Coen Brothers Marathon

So the Coen Brothers are back in cinemas with their latest offering ‘Hail, Caesar’ while critics seem to be loving it audiences are shunning it slightly, but by this point what else is to be expected of the Coen’s? All I know is that it will a unique, quirky and immensely entertaining experience. I am perfectly happy to go on record and say that I am more excited to see this than I am to see ‘Batman v Superman’.

Now I could do the clichéd thing of taking this opportunity to count down through my top five favourite Coen Brothers movies, but there are just so many that I love and would want to honour that I don’t think that’s good enough. So I’m breaking out the movie marathon format again to recommend the essential Coen movies to binge watch and a few alternative, underrated, suggestions in case you don’t want to see whether or not the Dude abides again.

No Country For Old Men – If you are going to watch their masterful cat and mouse tale then it’s best to see it straight away. Their adaptation of Cormac McCarthy’s novel is constantly suspenseful yet oddly contemplative at the same time, it’s violent and nihilistic but also humane when it needs to be. Javier Bardem’s performance is one of the most unnerving in cinema history and just look at the film, it’s absolutely beautiful to behold.

Or … Blood Simple – If there was once phrase that critics used to describe the suspense of ‘No Country for Old Men’ it was Hitchcockian, and that is exactly how I would describe the suspense of ‘Blood Simple’. It shares themes of fate, conscience and circumstance as well as their usual display of violence. As well as that this film was not only the Coen’s directorial debut, it was the first major film of cinematographer Barry Sonnenfeld (who would later direct ‘Men in Black’ and ‘Get Shorty’) and the first starring role for Frances McDormand.
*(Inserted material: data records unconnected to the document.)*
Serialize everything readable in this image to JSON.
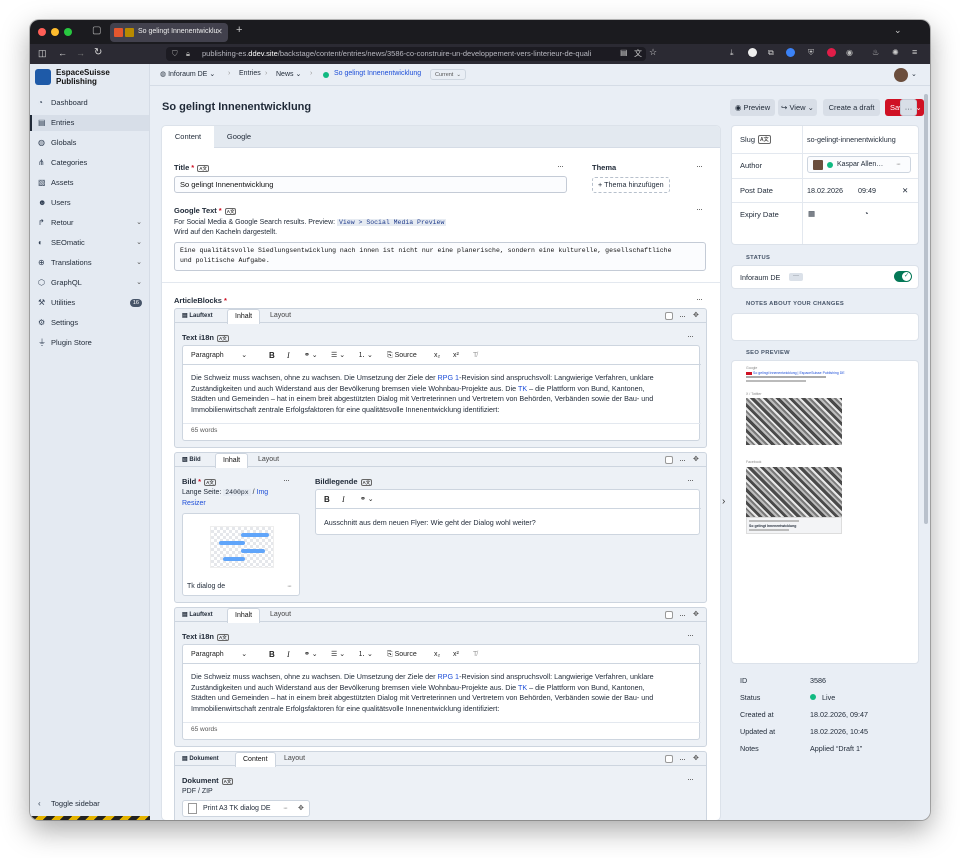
{
  "browser": {
    "tab_title": "So gelingt Innenentwicklu",
    "url_host": "publishing-es.",
    "url_domain": "ddev.site",
    "url_path": "/backstage/content/entries/news/3586-co-construire-un-developpement-vers-linterieur-de-quali"
  },
  "app": {
    "name_line1": "EspaceSuisse",
    "name_line2": "Publishing"
  },
  "sidebar": {
    "items": [
      {
        "label": "Dashboard",
        "icon": "dashboard-icon"
      },
      {
        "label": "Entries",
        "icon": "entries-icon"
      },
      {
        "label": "Globals",
        "icon": "globe-icon"
      },
      {
        "label": "Categories",
        "icon": "categories-icon"
      },
      {
        "label": "Assets",
        "icon": "image-icon"
      },
      {
        "label": "Users",
        "icon": "users-icon"
      },
      {
        "label": "Retour",
        "icon": "retour-icon"
      },
      {
        "label": "SEOmatic",
        "icon": "seomatic-icon"
      },
      {
        "label": "Translations",
        "icon": "translations-icon"
      },
      {
        "label": "GraphQL",
        "icon": "graphql-icon"
      },
      {
        "label": "Utilities",
        "icon": "wrench-icon",
        "badge": "16"
      },
      {
        "label": "Settings",
        "icon": "gear-icon"
      },
      {
        "label": "Plugin Store",
        "icon": "plug-icon"
      }
    ],
    "toggle_label": "Toggle sidebar"
  },
  "breadcrumb": {
    "site": "Inforaum DE",
    "section": "Entries",
    "type": "News",
    "entry": "So gelingt Innenentwicklung",
    "revision": "Current"
  },
  "header": {
    "title": "So gelingt Innenentwicklung",
    "preview_label": "Preview",
    "view_label": "View",
    "draft_label": "Create a draft",
    "save_label": "Save"
  },
  "tabs": [
    "Content",
    "Google"
  ],
  "fields": {
    "title_label": "Title",
    "title_value": "So gelingt Innenentwicklung",
    "thema_label": "Thema",
    "thema_add": "Thema hinzufügen",
    "google_label": "Google Text",
    "google_help1": "For Social Media & Google Search results. Preview:",
    "google_help_code": "View > Social Media Preview",
    "google_help2": "Wird auf den Kacheln dargestellt.",
    "google_value_1": "Eine qualitätsvolle Siedlungsentwicklung nach innen ist nicht nur eine planerische, sondern eine kulturelle, gesellschaftliche",
    "google_value_2": "und politische Aufgabe.",
    "article_label": "ArticleBlocks"
  },
  "blocks": {
    "lauftext_label": "Lauftext",
    "bild_label": "Bild",
    "dokument_label": "Dokument",
    "tab_inhalt": "Inhalt",
    "tab_layout": "Layout",
    "tab_content": "Content",
    "text_label": "Text i18n",
    "paragraph": "Paragraph",
    "source": "Source",
    "body_1a": "Die Schweiz muss wachsen, ohne zu wachsen. Die Umsetzung der Ziele der ",
    "body_1link": "RPG 1",
    "body_1b": "-Revision sind anspruchsvoll: Langwierige Verfahren, unklare",
    "body_2a": "Zuständigkeiten und auch Widerstand aus der Bevölkerung bremsen viele Wohnbau-Projekte aus. Die ",
    "body_2link": "TK",
    "body_2b": " – die Plattform von Bund, Kantonen,",
    "body_3": "Städten und Gemeinden – hat in einem breit abgestützten Dialog mit Vertreterinnen und Vertretern von Behörden, Verbänden sowie der Bau- und",
    "body_4": "Immobilienwirtschaft zentrale Erfolgsfaktoren für eine qualitätsvolle Innenentwicklung identifiziert:",
    "word_count": "65 words",
    "bild_field": "Bild",
    "bild_help1": "Lange Seite:",
    "bild_help_code": "2400px",
    "bild_help2": "/",
    "bild_help_link1": "Img",
    "bild_help_link2": "Resizer",
    "bild_asset": "Tk dialog de",
    "legende_label": "Bildlegende",
    "legende_text": "Ausschnitt aus dem neuen Flyer: Wie geht der Dialog wohl weiter?",
    "dokument_field": "Dokument",
    "dokument_help": "PDF / ZIP",
    "dokument_asset": "Print A3 TK dialog DE"
  },
  "right": {
    "slug_label": "Slug",
    "slug_value": "so-gelingt-innenentwicklung",
    "author_label": "Author",
    "author_value": "Kaspar Allen…",
    "postdate_label": "Post Date",
    "postdate_date": "18.02.2026",
    "postdate_time": "09:49",
    "expiry_label": "Expiry Date",
    "status_heading": "STATUS",
    "status_site": "Inforaum DE",
    "notes_heading": "NOTES ABOUT YOUR CHANGES",
    "seo_heading": "SEO PREVIEW",
    "seo_google": "Google",
    "seo_title": "So gelingt Innenentwicklung | EspaceSuisse Publishing DE",
    "seo_twitter": "X / Twitter",
    "seo_facebook": "Facebook",
    "seo_fb_title": "So gelingt Innenentwicklung",
    "meta": [
      {
        "k": "ID",
        "v": "3586"
      },
      {
        "k": "Status",
        "v": "Live"
      },
      {
        "k": "Created at",
        "v": "18.02.2026, 09:47"
      },
      {
        "k": "Updated at",
        "v": "18.02.2026, 10:45"
      },
      {
        "k": "Notes",
        "v": "Applied “Draft 1”"
      }
    ]
  },
  "colors": {
    "accent": "#cf1124",
    "link": "#1d4ed8",
    "live": "#10b981",
    "toggle": "#047857"
  }
}
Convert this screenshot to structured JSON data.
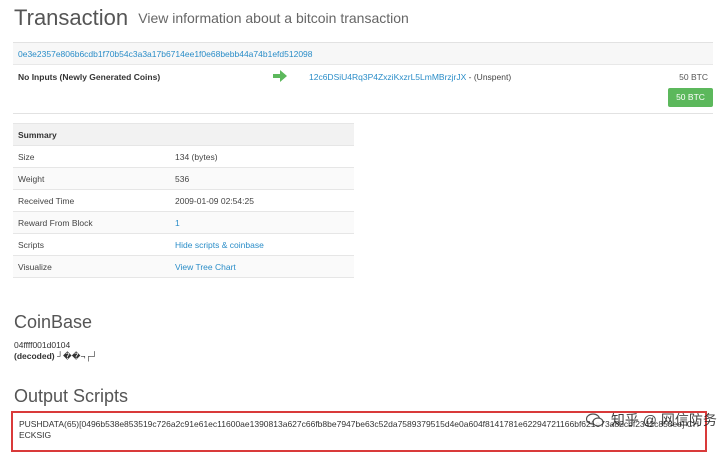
{
  "header": {
    "title": "Transaction",
    "subtitle": "View information about a bitcoin transaction"
  },
  "transaction": {
    "hash": "0e3e2357e806b6cdb1f70b54c3a3a17b6714ee1f0e68bebb44a74b1efd512098",
    "input_label": "No Inputs (Newly Generated Coins)",
    "output_address": "12c6DSiU4Rq3P4ZxziKxzrL5LmMBrzjrJX",
    "output_status": " - (Unspent)",
    "output_amount": "50 BTC",
    "total_button": "50 BTC"
  },
  "summary": {
    "heading": "Summary",
    "rows": [
      {
        "label": "Size",
        "value": "134 (bytes)"
      },
      {
        "label": "Weight",
        "value": "536"
      },
      {
        "label": "Received Time",
        "value": "2009-01-09 02:54:25"
      },
      {
        "label": "Reward From Block",
        "value": "1"
      },
      {
        "label": "Scripts",
        "value": "Hide scripts & coinbase"
      },
      {
        "label": "Visualize",
        "value": "View Tree Chart"
      }
    ]
  },
  "coinbase": {
    "heading": "CoinBase",
    "hex": "04ffff001d0104",
    "decoded_label": "(decoded)",
    "decoded_value": "┘��¬┌┘"
  },
  "output_scripts": {
    "heading": "Output Scripts",
    "script": "PUSHDATA(65)[0496b538e853519c726a2c91e61ec11600ae1390813a627c66fb8be7947be63c52da7589379515d4e0a604f8141781e62294721166bf621e73a82cbf2342c858ee] CHECKSIG"
  },
  "watermark": {
    "text": "知乎 @ 网信防务"
  },
  "colors": {
    "link": "#2a8dc8",
    "success": "#5cb85c",
    "highlight_border": "#d93a3a"
  }
}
Speaking of which….

Fargo – I should say now, the critics may label ‘No Country for Old Men’ as their best and the fans probably point to ‘The Big Lebowski’ as their favourite, for me ‘Fargo’ is the Coen’s masterpiece. Their homespun murder story is beautiful, violent, humane, hilarious, tragic and fantastic in every way. I can’t a better way to describe it than the phrase Roger Ebert used “Films like ‘Fargo’ are why I love the movies”.

Or … Miller’s Crossing – A film that was apparently conceived by the image of a fedora sailing through a forest on a gust of wind somehow evolved into a tale of rival gangs caught in a power struggle. With touches of noir, had boiled gangster flicks and the usual touch of Coen brilliance, ‘Miller’s Crossing’ an another amazing addition to their filmography.
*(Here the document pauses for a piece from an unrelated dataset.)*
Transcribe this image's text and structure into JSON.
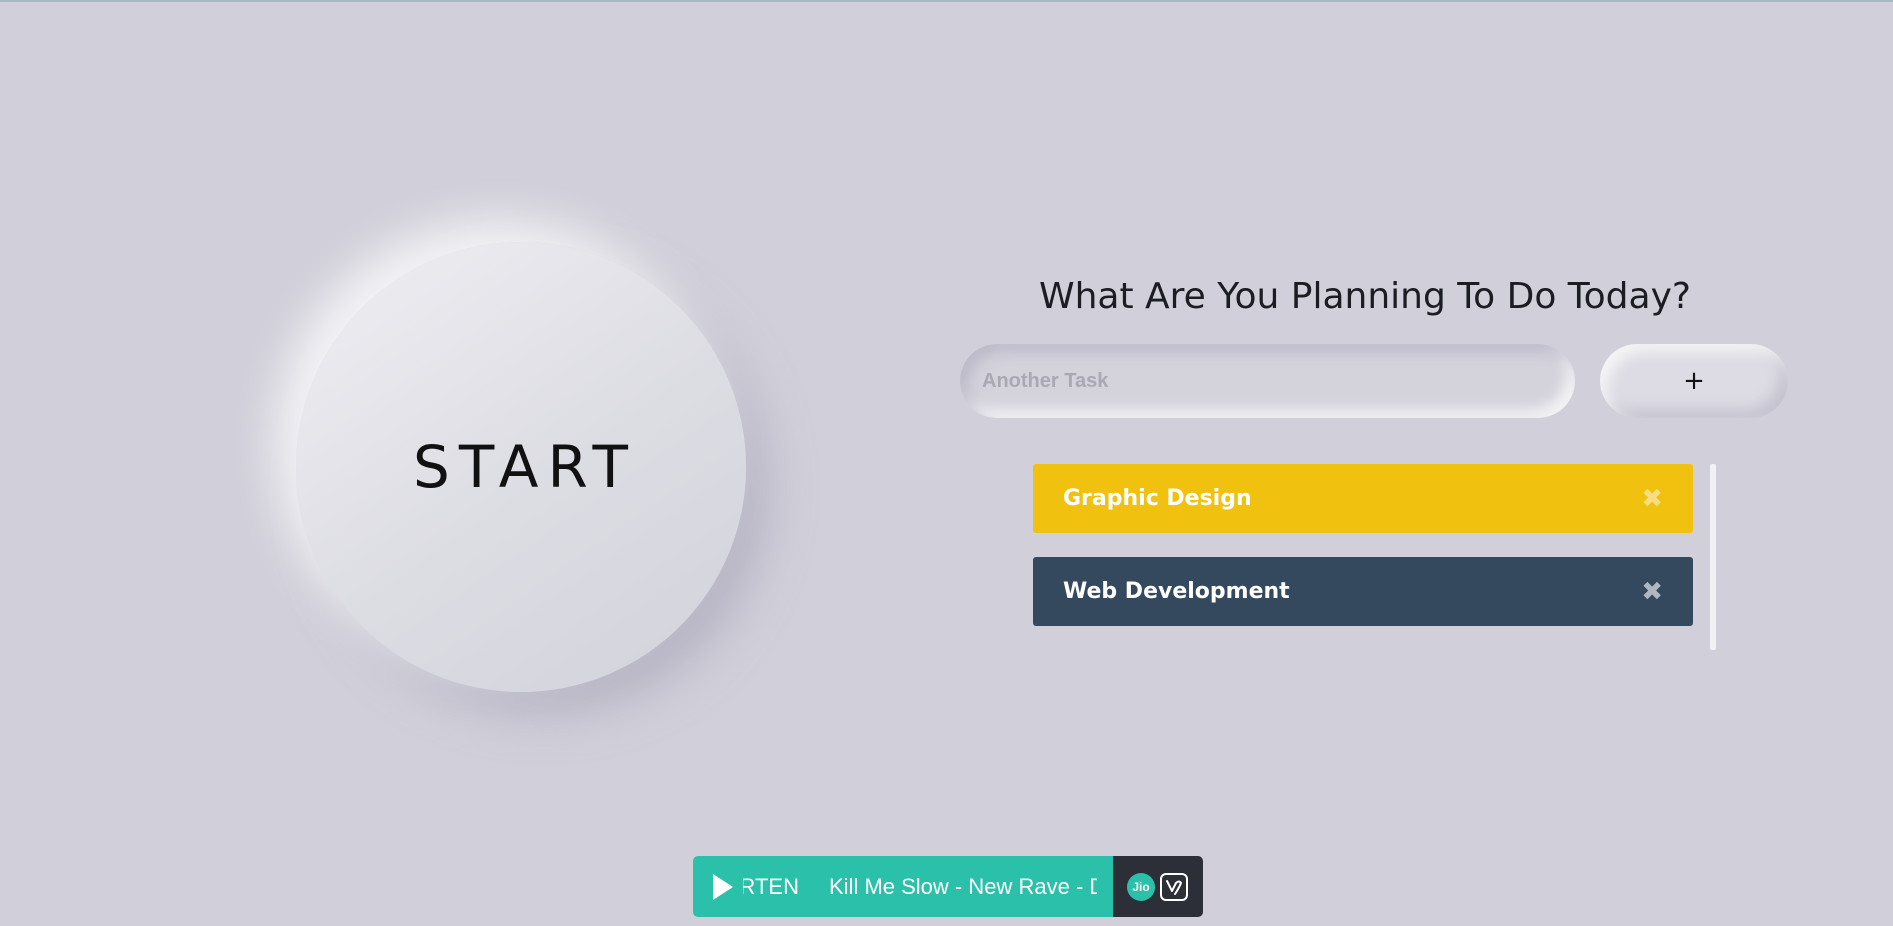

Barton Fink – This is where it gets horrific. ‘Barton Fink’ is basically ‘The Shining’ for writers, as a complex and satirical masterclass. John Tuturro stars as a young playwright who is hired to write scripts for Hollywood. It’s as unsettling as it is hilarious, brimming with dark comedy and intriguing themes.
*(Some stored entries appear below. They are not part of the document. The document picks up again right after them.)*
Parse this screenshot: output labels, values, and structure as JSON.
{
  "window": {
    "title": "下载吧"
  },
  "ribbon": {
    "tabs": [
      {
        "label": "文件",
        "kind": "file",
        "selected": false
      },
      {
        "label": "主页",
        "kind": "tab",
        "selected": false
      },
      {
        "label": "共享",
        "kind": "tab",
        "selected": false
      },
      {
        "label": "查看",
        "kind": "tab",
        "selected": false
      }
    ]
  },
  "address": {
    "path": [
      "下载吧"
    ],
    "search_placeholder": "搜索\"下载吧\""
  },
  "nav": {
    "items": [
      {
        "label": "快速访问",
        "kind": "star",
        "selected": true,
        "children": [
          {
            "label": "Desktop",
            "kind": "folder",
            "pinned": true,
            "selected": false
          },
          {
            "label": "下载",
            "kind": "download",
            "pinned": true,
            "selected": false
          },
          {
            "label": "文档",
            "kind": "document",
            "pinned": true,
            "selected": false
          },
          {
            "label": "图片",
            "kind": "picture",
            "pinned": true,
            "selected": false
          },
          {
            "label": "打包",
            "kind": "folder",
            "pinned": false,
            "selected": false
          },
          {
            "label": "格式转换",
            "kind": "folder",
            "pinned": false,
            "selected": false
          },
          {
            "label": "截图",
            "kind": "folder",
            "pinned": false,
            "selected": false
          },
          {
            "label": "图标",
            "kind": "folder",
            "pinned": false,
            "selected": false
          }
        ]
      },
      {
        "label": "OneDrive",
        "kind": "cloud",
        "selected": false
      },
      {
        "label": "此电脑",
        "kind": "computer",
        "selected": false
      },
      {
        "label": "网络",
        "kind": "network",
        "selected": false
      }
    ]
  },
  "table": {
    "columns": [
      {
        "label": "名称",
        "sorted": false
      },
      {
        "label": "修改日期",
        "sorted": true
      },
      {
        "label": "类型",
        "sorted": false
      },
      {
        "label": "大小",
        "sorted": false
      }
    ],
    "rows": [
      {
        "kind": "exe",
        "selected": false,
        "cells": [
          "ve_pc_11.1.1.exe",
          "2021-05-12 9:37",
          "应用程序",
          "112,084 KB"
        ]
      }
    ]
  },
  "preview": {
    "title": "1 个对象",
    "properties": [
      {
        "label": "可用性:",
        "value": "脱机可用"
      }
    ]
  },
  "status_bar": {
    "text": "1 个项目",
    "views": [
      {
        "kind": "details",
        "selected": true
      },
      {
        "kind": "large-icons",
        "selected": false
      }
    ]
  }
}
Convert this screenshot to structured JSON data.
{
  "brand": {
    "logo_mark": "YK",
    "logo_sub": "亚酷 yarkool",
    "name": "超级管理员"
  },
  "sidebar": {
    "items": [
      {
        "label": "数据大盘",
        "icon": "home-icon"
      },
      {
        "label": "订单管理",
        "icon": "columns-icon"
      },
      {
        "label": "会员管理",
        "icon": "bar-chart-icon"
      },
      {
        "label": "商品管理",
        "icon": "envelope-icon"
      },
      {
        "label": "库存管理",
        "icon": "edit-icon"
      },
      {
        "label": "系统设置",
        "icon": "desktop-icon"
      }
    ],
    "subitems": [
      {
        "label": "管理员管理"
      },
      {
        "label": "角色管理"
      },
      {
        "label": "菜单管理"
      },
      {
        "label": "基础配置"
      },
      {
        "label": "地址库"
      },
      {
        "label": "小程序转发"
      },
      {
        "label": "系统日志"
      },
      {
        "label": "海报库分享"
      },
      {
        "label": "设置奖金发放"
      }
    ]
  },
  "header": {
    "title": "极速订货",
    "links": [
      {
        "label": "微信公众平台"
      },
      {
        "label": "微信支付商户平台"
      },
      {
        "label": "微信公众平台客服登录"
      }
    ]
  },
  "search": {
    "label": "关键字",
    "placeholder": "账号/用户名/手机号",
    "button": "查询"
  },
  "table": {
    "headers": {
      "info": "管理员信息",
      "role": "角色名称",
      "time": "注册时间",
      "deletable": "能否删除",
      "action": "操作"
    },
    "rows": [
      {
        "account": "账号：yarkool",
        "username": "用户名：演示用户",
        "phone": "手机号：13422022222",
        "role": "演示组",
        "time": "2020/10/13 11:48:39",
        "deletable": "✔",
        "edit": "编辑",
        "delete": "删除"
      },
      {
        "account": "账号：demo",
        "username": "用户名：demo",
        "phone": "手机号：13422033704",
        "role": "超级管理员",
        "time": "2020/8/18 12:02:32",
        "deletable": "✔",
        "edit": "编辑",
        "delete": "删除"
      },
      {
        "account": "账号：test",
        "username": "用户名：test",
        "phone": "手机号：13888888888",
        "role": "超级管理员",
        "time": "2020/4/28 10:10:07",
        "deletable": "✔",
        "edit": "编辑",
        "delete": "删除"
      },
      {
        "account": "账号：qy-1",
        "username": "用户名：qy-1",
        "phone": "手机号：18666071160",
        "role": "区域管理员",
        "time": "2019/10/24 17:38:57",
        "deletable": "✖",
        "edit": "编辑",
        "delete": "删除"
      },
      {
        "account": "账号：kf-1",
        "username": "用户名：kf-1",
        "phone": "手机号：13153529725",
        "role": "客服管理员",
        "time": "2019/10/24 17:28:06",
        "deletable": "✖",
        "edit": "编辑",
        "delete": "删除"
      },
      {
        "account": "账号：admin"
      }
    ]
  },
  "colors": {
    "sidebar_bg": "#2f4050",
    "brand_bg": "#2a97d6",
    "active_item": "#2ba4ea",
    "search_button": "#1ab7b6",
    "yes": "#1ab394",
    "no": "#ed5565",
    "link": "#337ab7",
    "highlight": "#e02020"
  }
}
Or … Hail, Caesar – So why not take this opportunity to go out to the cinema and see their latest film here, another parody of the Hollywood system set at the height of its power.

Inside Llewyn Davis – Given that they usual excel at telling deranged and sprawling stories that mostly avoid having any main character, ‘Inside Llewyn Davis’ is an amazing character study. Oscar Isaac (pre Poe Dameron) is in the lead role as the struggling folk musician. Though at times it comes across as melancholic, ‘Inside Llewyn Davis’ is consistently funny and heartfelt.

Or… A Serious Man – This could be the most divisive Coen brother’s movie so far. It is very much a love it or hate kind of film and my opinion of it is most definitely the former. It’s another character study, shot beautifully, bleakly comedic and highly compelling.

The Big Lebowski – I don’t need to sell this to you, so instead I’ll spend some time quoting a few lines from the film. “I'm the Dude. So that's what you call me. You know, that or, uh, His Dudeness, or uh, Duder, or El Duderino if you're not into the whole brevity thing”. “That rug really tied the room together”. “Nihilists! Fuck me. I mean, say what you want about the tenets of National Socialism, Dude, at least it's an ethos”. “Nobody fucks with the Jesus!”, “Hey, careful, man, there's a beverage here!” “I love you, but sooner or later, you're going to have to face the fact you're a goddamn moron.”  And of course “The Dude abides”. You want to watch this movie again don’t you?

Or … Raising Arizona – This may be the Cones at their most distinctive and wonderfully inventive. It is one of their very funniest movies and has such a great style to it as well not to mention a performance from the lovable-crazy Nick Cage as opposed to the scary-crazy Nick Cage.